Les occasions que Dieu nous donne d’obéir jusqu’à la mort sont souvent cachées. Elles peuvent sembler insignifiantes, tant à mes yeux qu’à ceux des autres. C’est pourquoi il est vital de rester concentré sur la sanctification afin de découvrir ces occasions. Et lorsque Dieu nous les montre, il s’agit alors de s’engager de tout cœur dans la souffrance. Ole Skiaker écrit dans un cantique : « Rien pour toi n’est trop petit, ta vie tu sacrifies », LVS n° 19. C’est dans ces « choses insignifiantes » que nous devons sacrifier notre vie. Personne ne voit, personne n’applaudit, personne n’aime.
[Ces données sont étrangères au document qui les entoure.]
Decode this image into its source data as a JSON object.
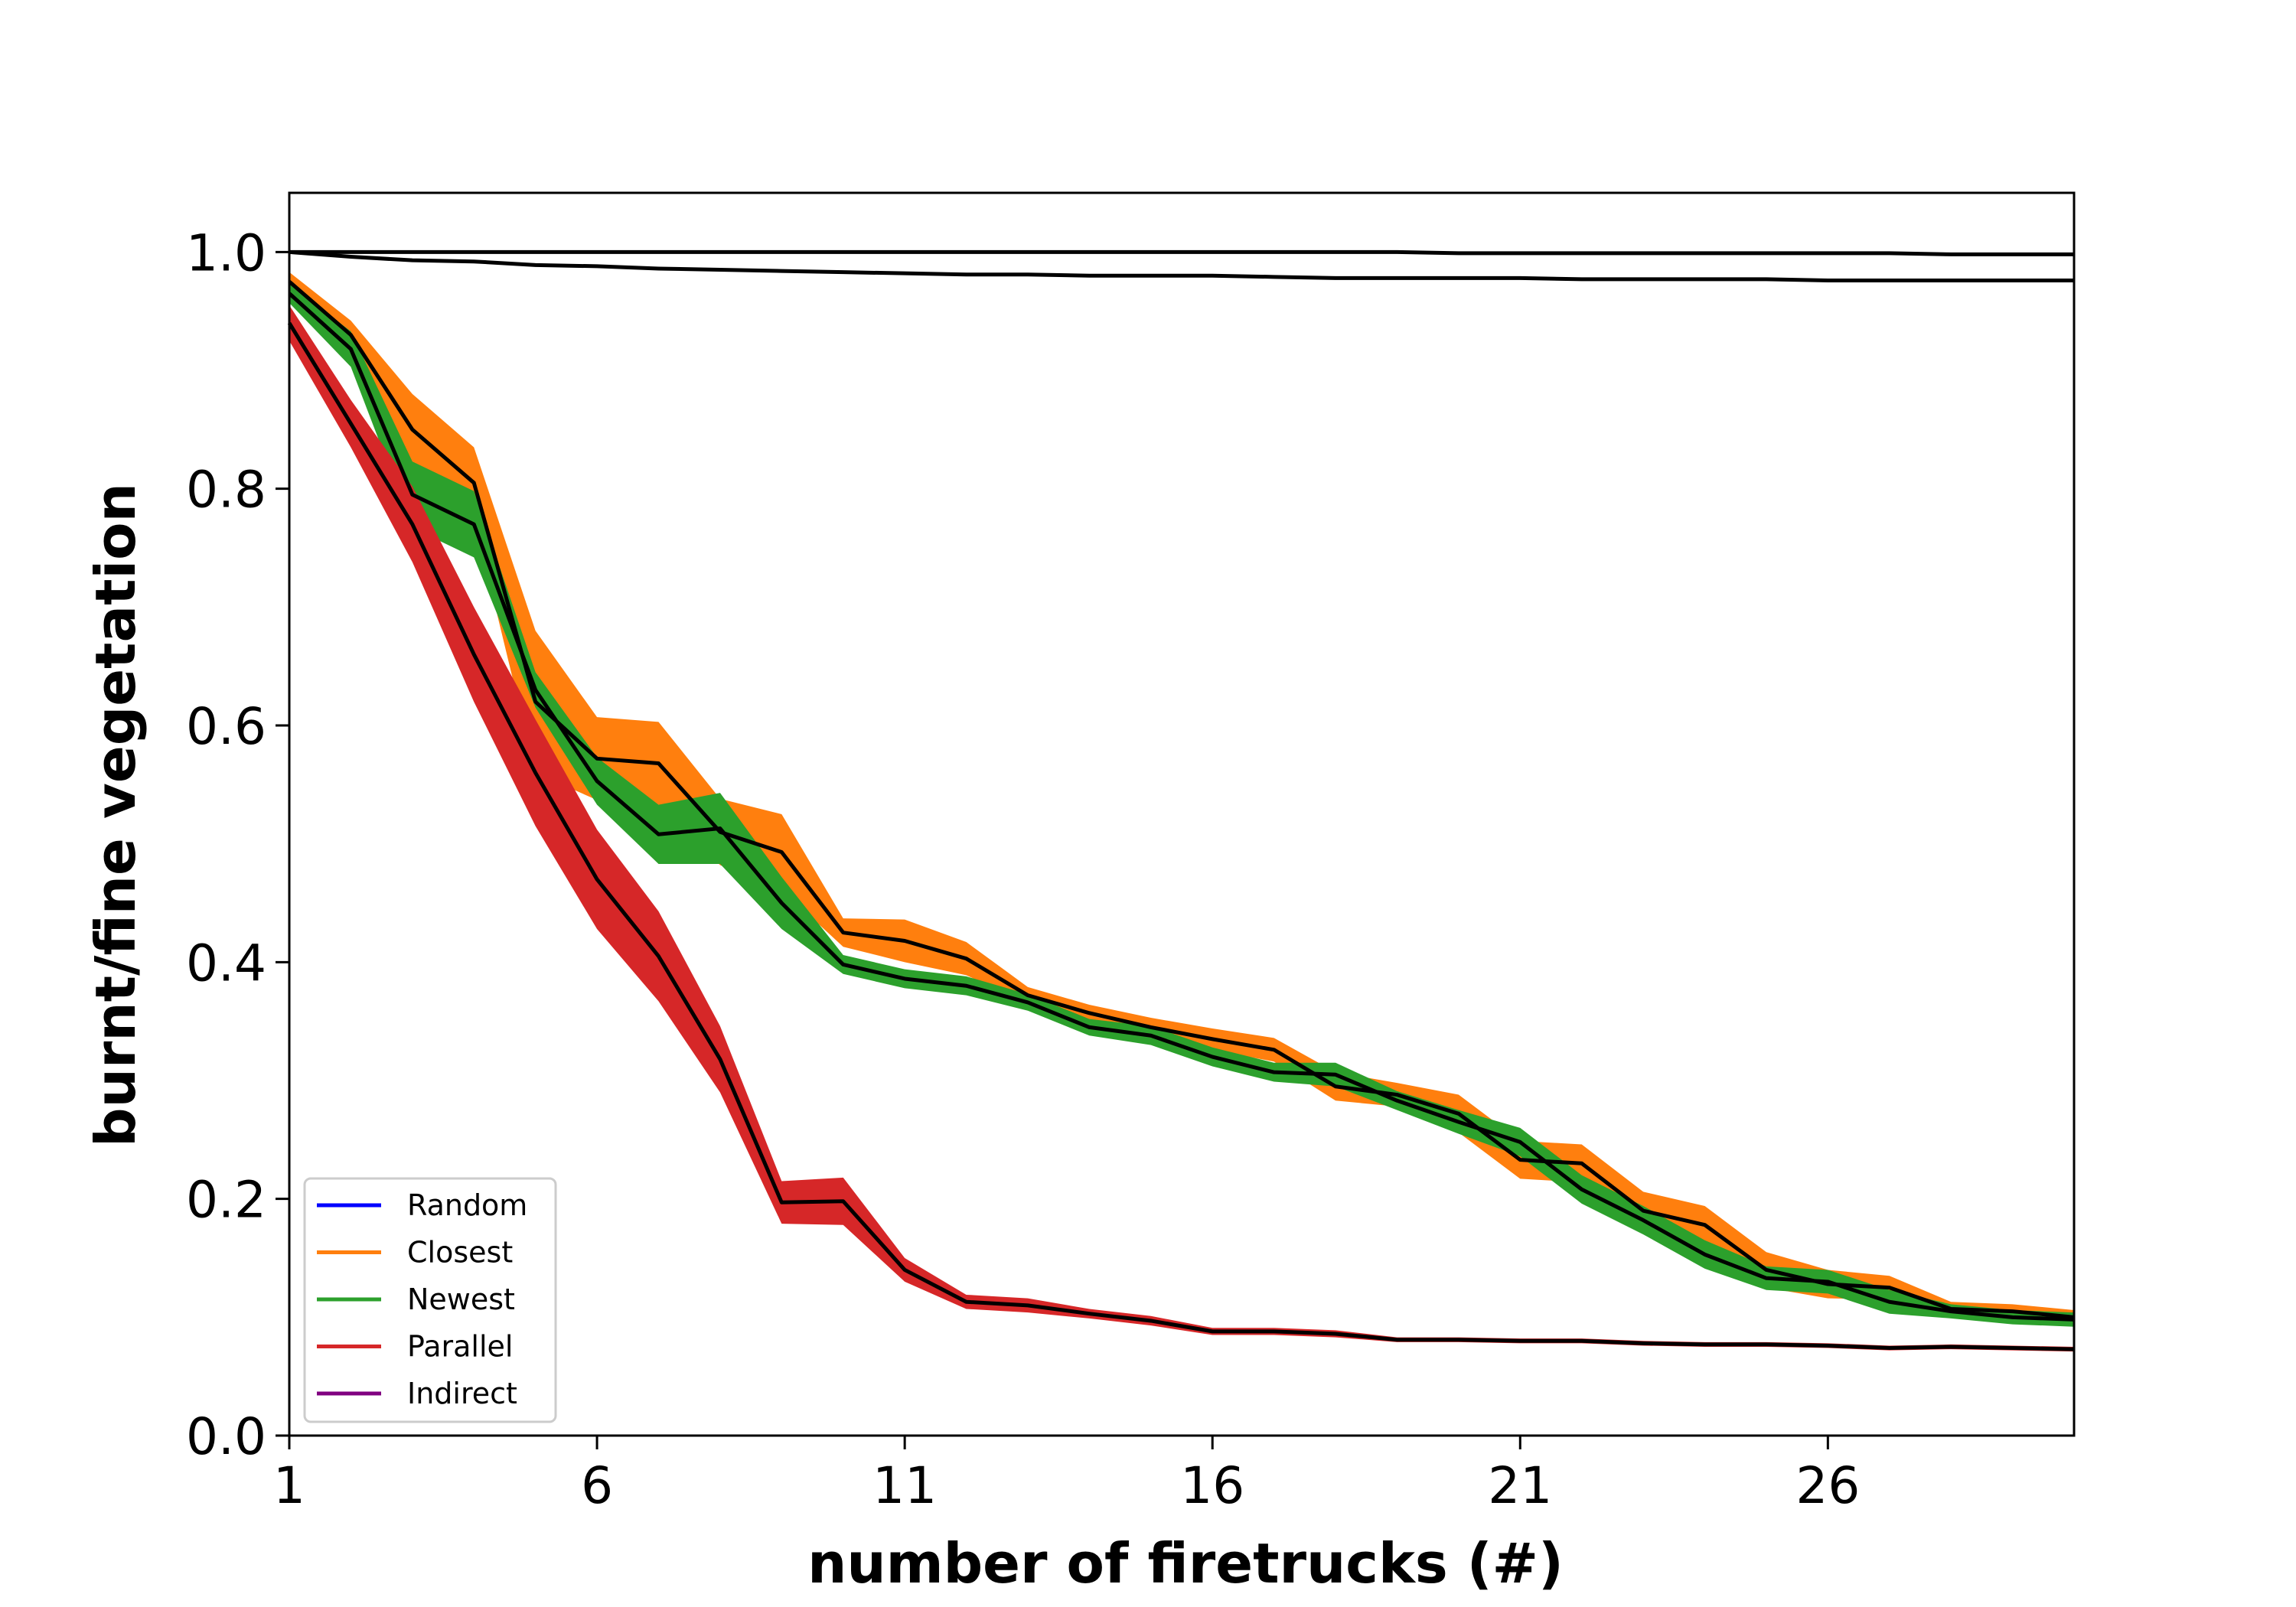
{
  "chart_data": {
    "type": "line",
    "title": "",
    "xlabel": "number of firetrucks (#)",
    "ylabel": "burnt/fine vegetation",
    "xlim": [
      1,
      30
    ],
    "ylim": [
      0.0,
      1.05
    ],
    "xticks": [
      1,
      6,
      11,
      16,
      21,
      26
    ],
    "yticks": [
      0.0,
      0.2,
      0.4,
      0.6,
      0.8,
      1.0
    ],
    "ytick_labels": [
      "0.0",
      "0.2",
      "0.4",
      "0.6",
      "0.8",
      "1.0"
    ],
    "grid": false,
    "legend_position": "lower-left",
    "mean_line_color": "#000000",
    "x": [
      1,
      2,
      3,
      4,
      5,
      6,
      7,
      8,
      9,
      10,
      11,
      12,
      13,
      14,
      15,
      16,
      17,
      18,
      19,
      20,
      21,
      22,
      23,
      24,
      25,
      26,
      27,
      28,
      29,
      30
    ],
    "series": [
      {
        "name": "Random",
        "color": "#0000ff",
        "values": [
          1.0,
          1.0,
          1.0,
          1.0,
          1.0,
          1.0,
          1.0,
          1.0,
          1.0,
          1.0,
          1.0,
          1.0,
          1.0,
          1.0,
          1.0,
          1.0,
          1.0,
          1.0,
          1.0,
          0.999,
          0.999,
          0.999,
          0.999,
          0.999,
          0.999,
          0.999,
          0.999,
          0.998,
          0.998,
          0.998
        ],
        "band": [
          0.0,
          0.0,
          0.0,
          0.0,
          0.0,
          0.0,
          0.0,
          0.0,
          0.0,
          0.0,
          0.0,
          0.0,
          0.0,
          0.0,
          0.0,
          0.0,
          0.0,
          0.0,
          0.0,
          0.0,
          0.0,
          0.0,
          0.0,
          0.0,
          0.0,
          0.0,
          0.0,
          0.0,
          0.0,
          0.0
        ]
      },
      {
        "name": "Closest",
        "color": "#ff7f0e",
        "values": [
          0.975,
          0.93,
          0.85,
          0.805,
          0.62,
          0.572,
          0.568,
          0.51,
          0.493,
          0.425,
          0.418,
          0.403,
          0.372,
          0.357,
          0.345,
          0.335,
          0.326,
          0.295,
          0.288,
          0.272,
          0.233,
          0.23,
          0.19,
          0.178,
          0.14,
          0.128,
          0.125,
          0.107,
          0.105,
          0.1
        ],
        "band": [
          0.008,
          0.012,
          0.03,
          0.03,
          0.06,
          0.035,
          0.035,
          0.028,
          0.032,
          0.012,
          0.018,
          0.014,
          0.007,
          0.007,
          0.008,
          0.009,
          0.01,
          0.012,
          0.01,
          0.016,
          0.016,
          0.016,
          0.016,
          0.016,
          0.015,
          0.012,
          0.01,
          0.006,
          0.006,
          0.006
        ]
      },
      {
        "name": "Newest",
        "color": "#2ca02c",
        "values": [
          0.965,
          0.918,
          0.795,
          0.77,
          0.63,
          0.553,
          0.508,
          0.513,
          0.45,
          0.398,
          0.386,
          0.38,
          0.366,
          0.345,
          0.338,
          0.32,
          0.307,
          0.305,
          0.283,
          0.265,
          0.248,
          0.208,
          0.182,
          0.153,
          0.133,
          0.13,
          0.113,
          0.105,
          0.1,
          0.098
        ],
        "band": [
          0.008,
          0.015,
          0.028,
          0.028,
          0.015,
          0.02,
          0.025,
          0.03,
          0.022,
          0.008,
          0.008,
          0.008,
          0.007,
          0.007,
          0.008,
          0.008,
          0.008,
          0.01,
          0.008,
          0.01,
          0.012,
          0.012,
          0.012,
          0.012,
          0.01,
          0.01,
          0.01,
          0.006,
          0.006,
          0.006
        ]
      },
      {
        "name": "Parallel",
        "color": "#d62728",
        "values": [
          0.94,
          0.855,
          0.77,
          0.66,
          0.56,
          0.47,
          0.405,
          0.318,
          0.197,
          0.198,
          0.14,
          0.113,
          0.11,
          0.103,
          0.097,
          0.088,
          0.088,
          0.086,
          0.081,
          0.081,
          0.08,
          0.08,
          0.078,
          0.077,
          0.077,
          0.076,
          0.074,
          0.075,
          0.074,
          0.073
        ],
        "band": [
          0.015,
          0.02,
          0.032,
          0.04,
          0.045,
          0.042,
          0.038,
          0.028,
          0.018,
          0.02,
          0.01,
          0.006,
          0.006,
          0.004,
          0.004,
          0.003,
          0.003,
          0.003,
          0.002,
          0.002,
          0.002,
          0.002,
          0.002,
          0.002,
          0.002,
          0.002,
          0.002,
          0.002,
          0.002,
          0.002
        ]
      },
      {
        "name": "Indirect",
        "color": "#800080",
        "values": [
          1.0,
          0.996,
          0.993,
          0.992,
          0.989,
          0.988,
          0.986,
          0.985,
          0.984,
          0.983,
          0.982,
          0.981,
          0.981,
          0.98,
          0.98,
          0.98,
          0.979,
          0.978,
          0.978,
          0.978,
          0.978,
          0.977,
          0.977,
          0.977,
          0.977,
          0.976,
          0.976,
          0.976,
          0.976,
          0.976
        ],
        "band": [
          0.0,
          0.0,
          0.0,
          0.0,
          0.0,
          0.0,
          0.0,
          0.0,
          0.0,
          0.0,
          0.0,
          0.0,
          0.0,
          0.0,
          0.0,
          0.0,
          0.0,
          0.0,
          0.0,
          0.0,
          0.0,
          0.0,
          0.0,
          0.0,
          0.0,
          0.0,
          0.0,
          0.0,
          0.0,
          0.0
        ]
      }
    ]
  }
}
Il n’y a pas de nourriture pour la chair, mais uniquement la foi agissante par l’amour. C’est là que nous recevons le témoignage du sang et que nous avons une libre entrée dans le sanctuaire. Hé. 10, 19-20. C’est là que nous nous approchons de notre Jésus bien-aimé dans notre vie quotidienne.
Toute envie secrète d’être remarqué, aimé ou approuvé indique que mon attention est centrée sur moi-même. Paul n’avait personne qui partageait ses sentiments pour manifester une sollicitude sincère, car tous ses collaborateurs cherchaient leurs propres intérêts, et non ceux de Jésus-Christ. Ph. 2, 20-21. En plein milieu de notre service, de nos sacrifices et de notre zèle, nous pouvons recevoir quantité de témoignages de la part des hommes, sans pour autant avoir part à la vie en Dieu. Ga. 1, 10 ; Jn. 5, 44. L’obéissance jusqu’à la mort est indispensable, et nous recevrons alors la couronne de vie. Ap. 2, 10. LVS n° 253.